Any such benefits, where received, might not be proportionately allocated among client
accounts. IPG Advisors makes a good-faith determination that commissions paid are
reasonable in relation to the value of brokerage and/or research services received.
Currently, IPG Advisors does not have any formal soft dollar arrangements in place. If IPG
Advisors enters into soft dollar arrangements in the future, it will update this Brochure as
appropriate.
Clients may pay commissions higher than those obtainable from other brokers for the same
services rendered by IPG or any other broker-dealer selected by IPG Advisors.
In connection with its fiduciary duty, IPG Advisors periodically reviews its brokerage practices
and execution quality, including with respect to the use of IPG.
Other Aggregation
From time to time, IPG Advisors may determine that the purchase or sale of a particular
security is appropriate for multiple advisory client accounts. In those circumstances, IPG
Advisors may execute trades as one or more block trades (i.e., aggregate orders) where it
believes aggregation is consistent with the duty to seek best execution and is fair and
equitable to participating clients. Aggregation may create actual or potential conflicts of
interest, particularly where orders are partially filled. To address these conflicts, IPG Advisors
has adopted policies and procedures designed to allocate trades on an objective and
equitable basis, including:
1. IPG Advisors aggregates trades when it believes aggregation is consistent with its
duty to seek best execution.
2. IPG Advisors seeks to ensure that no client account is favored over another.

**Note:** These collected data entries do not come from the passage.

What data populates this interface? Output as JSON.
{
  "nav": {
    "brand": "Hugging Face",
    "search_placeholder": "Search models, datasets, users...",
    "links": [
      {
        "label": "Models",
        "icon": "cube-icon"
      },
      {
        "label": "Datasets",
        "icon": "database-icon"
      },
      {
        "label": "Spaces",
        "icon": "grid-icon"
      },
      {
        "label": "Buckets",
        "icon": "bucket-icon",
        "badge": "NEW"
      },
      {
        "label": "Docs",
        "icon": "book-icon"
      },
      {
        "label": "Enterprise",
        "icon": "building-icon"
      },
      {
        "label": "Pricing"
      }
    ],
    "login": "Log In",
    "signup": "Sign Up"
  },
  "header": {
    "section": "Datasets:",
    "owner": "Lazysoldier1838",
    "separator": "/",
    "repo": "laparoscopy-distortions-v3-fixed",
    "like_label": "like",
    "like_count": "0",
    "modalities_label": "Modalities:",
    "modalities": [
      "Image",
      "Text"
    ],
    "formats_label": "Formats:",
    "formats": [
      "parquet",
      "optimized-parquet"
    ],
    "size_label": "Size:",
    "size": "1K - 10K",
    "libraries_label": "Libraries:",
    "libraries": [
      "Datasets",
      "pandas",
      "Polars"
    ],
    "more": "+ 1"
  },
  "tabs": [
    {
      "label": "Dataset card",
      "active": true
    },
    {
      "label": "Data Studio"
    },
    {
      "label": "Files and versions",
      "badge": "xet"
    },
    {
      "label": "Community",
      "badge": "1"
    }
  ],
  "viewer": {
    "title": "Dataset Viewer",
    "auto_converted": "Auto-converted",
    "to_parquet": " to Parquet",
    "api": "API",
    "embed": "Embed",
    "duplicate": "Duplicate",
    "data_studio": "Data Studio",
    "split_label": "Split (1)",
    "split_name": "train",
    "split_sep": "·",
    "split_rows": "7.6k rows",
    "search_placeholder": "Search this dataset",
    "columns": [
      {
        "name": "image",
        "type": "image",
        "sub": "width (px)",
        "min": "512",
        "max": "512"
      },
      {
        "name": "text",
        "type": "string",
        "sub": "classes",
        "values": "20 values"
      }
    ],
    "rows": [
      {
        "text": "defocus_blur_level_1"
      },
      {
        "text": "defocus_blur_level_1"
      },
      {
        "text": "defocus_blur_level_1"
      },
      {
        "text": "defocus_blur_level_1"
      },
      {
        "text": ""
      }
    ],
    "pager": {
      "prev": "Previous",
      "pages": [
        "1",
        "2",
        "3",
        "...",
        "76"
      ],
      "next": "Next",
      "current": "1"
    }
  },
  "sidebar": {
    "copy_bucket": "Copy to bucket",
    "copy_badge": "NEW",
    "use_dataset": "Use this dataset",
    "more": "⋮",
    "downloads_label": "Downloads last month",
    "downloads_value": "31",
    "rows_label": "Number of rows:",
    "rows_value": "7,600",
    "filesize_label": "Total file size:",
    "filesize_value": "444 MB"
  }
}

3. Each account participating in an aggregated transaction generally participates at the
average executed price, with transaction costs shared on a pro-rata basis.
“Internal Cross” Transactions
From time to time, IPG Advisors may engage in internal cross transactions for discretionary
and non-discretionary accounts. An internal cross transaction occurs when IPG Advisors
causes a security to be traded between two client accounts at the same price. IPG Advisors
does not receive commissions or other transaction-based compensation for an internal cross
transaction (other than its advisory fee). The objective of the transaction is generally to seek
more favorable execution for each client than would be obtained through separate market
transactions.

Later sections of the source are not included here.